An example of this is that the government, which signed the Istanbul Convention in 2013, left this contract in order to recruit conservative votes. Undoubtedly, a society that hates its native LGBTIs cannot be expected to show sympathy for LGBTI+s, who are a minority among immigrants [5]. The “instrumental” and “symbolic” stigmas defined by Herek are also important for our study. Because the society, especially the health personnel, is afraid or uneasy about LGBTI+s, which they see as carriers of a deadly and contagious disease [12]. For example, physicians and nurses wear double gloves or examine them with a stick in their hands without touching them. Neighbors do not eat or ignore what they give (instrumental stigma). Symbolic stigma, on the other hand, is used to express the attitudes that the disease is caused by a social group or lifestyle. Here, homosexuals are accused according to the Attribution Theory in psychology [13]. It is necessary to know that the reactions to stigma also differ. One of them is reactive, that is, acceptance, while the other is proactive, that is, reacting. The high level of identification in our research can be interpreted as a sign that the majority are proactive.It is possible to talk about two inhibitory factors in the fight against stigma [12]. Both of these are important in our research.

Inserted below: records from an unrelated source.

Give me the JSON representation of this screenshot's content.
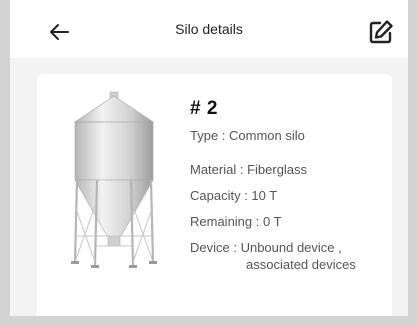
{
  "header": {
    "title": "Silo details",
    "back_icon": "arrow-left-icon",
    "edit_icon": "edit-square-icon"
  },
  "silo": {
    "number": "# 2",
    "type": "Type : Common silo",
    "material": "Material : Fiberglass",
    "capacity": "Capacity : 10 T",
    "remaining": "Remaining  : 0 T",
    "device_line1": "Device : Unbound device ,",
    "device_line2": "associated devices"
  }
}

a) Macro-structural: Underdevelopment, migration, poverty and gender.
b) Micro-individual behavioral. Hiding identity so as not to be exposed, not being treated. Obtaining information from the internet and friends instead of doctor.

Method

Data and Sample

In this study, data were collected through face-to-face interviews with 51 LGBTI+ immigrants from different countries living in Ankara. The universe of the study is 500 LGBTI+ people living in Ankara and using the HORNET and TINDER networks. The research started at the end of 2022 after the approval of Başkent University Rectorate Ethics Committee (Protocol Number: 17162298.600-284) and is still continuing.

Measures

In the interviews made with LGBTI+s who are reached through social networks, besides factual questions such as age, gender, education, occupation, residence permit and social security, sexual disease, various measurement tools are used to measure the participants’ data on job satisfaction, alienation, emotional labor, risky behaviors, and information about their health was collected. The data were then analyzed using SPSS 25 with parametric and non-parametric significance tests. Satisfaction with Life scale (SWLS): The sentences of this frequently used scale represent subjective thoughts such as “loving the job very much”; “thinking that it is rewarded”; “the job is a source of pride” [14,15]. The answers are in the form of a five-point Likert scale (strongly disagree with one point and completely agree with five points (Cronbach alpha= .966).

Alienation

For this purpose, the following sentences are used: “I want my daily work to end as soon as possible.”; “If I could not work, I would not work”. “If I had the opportunity to change my job, I would do it.” [16,17]. The answers are in the form of a five-point Likert scale (strongly disagree with one point and completely agree with five points (Cronbach alpha = 819).

Emotional Labor

In this study, dimensions of emotional labor or organizational climate, Emotive Dissonance (“I act differently instead of showing my true feelings”), Emotive Effort (“I make emotional effort to exhibit behaviors suitable for my job”), Emotional Attachment (“I try to be what my customers want)”) was measured (Cronbach alpha: 917) [18]. Then, as antecedent items, Quality Orientation (“Quality is more important than quantity in the work I do; customer satisfaction is more important than quantity in my work.”), Display Training (“I received training on the work I did before I started, I learned how to behave”) Display Latitude (“With the customer” I can talk as I want in my relationships”) and Customer Affect (My customers can easily express their feelings such as anger, boredom, boredom”.) The emotional labor analysis was further deepened. The answers are in the form of a five-point Likert scale (strongly disagree with one point and completely agree with five points (Cronbach Alpha =.531). Organizational Support: It was evaluated with the sentence of revealing the identity (“Everyone at my workplace knows my LGBTI+ identity”) [19-24]. Responses are in the form of five Likert scales and strongly disagree with one point while totally agree gets five points.

Physical Violence

Measured by “My boss has physically assaulted immigrant LGBTI+s” and “Being physically assaulted” (Cronbach alpha = .836) [21,25]. Responses are on a five-point Likert scale (strongly disagree with one point and completely agree with five points). Symbolic violence (invisible stigma): Measured by “My boss makes psychological and verbal insults that humiliate immigrant LGBTI+s”; “I am psychologically abused”; “I suffer social exclusion”; “I experience perceived discrimination, name-calling, etc.”; “We are asked to work for less wages because we are immigrants.” [26,27]. The answers were in the form of a five-point Likert scale (strongly disagree with one point and completely agree with five points (Cronbach alpha = .656).Interpersonal relations (support): Measured by “Indigenous non-LGBTI+ employees in my workplace engage in acts that demean immigrant LGBTI+s.” [20,21,25]. Responses are in the form of a five-point Likert scale ( strongly disagree with one point and completely agree with five points).Perceived discrimination : Measured by “My perception of being an immigrant LGBTI+ forces me to accept injustice at work.” [26]. The answers are in the form of a five-point Likert 20.21, (strongly disagree with one point while completely agree gets five points).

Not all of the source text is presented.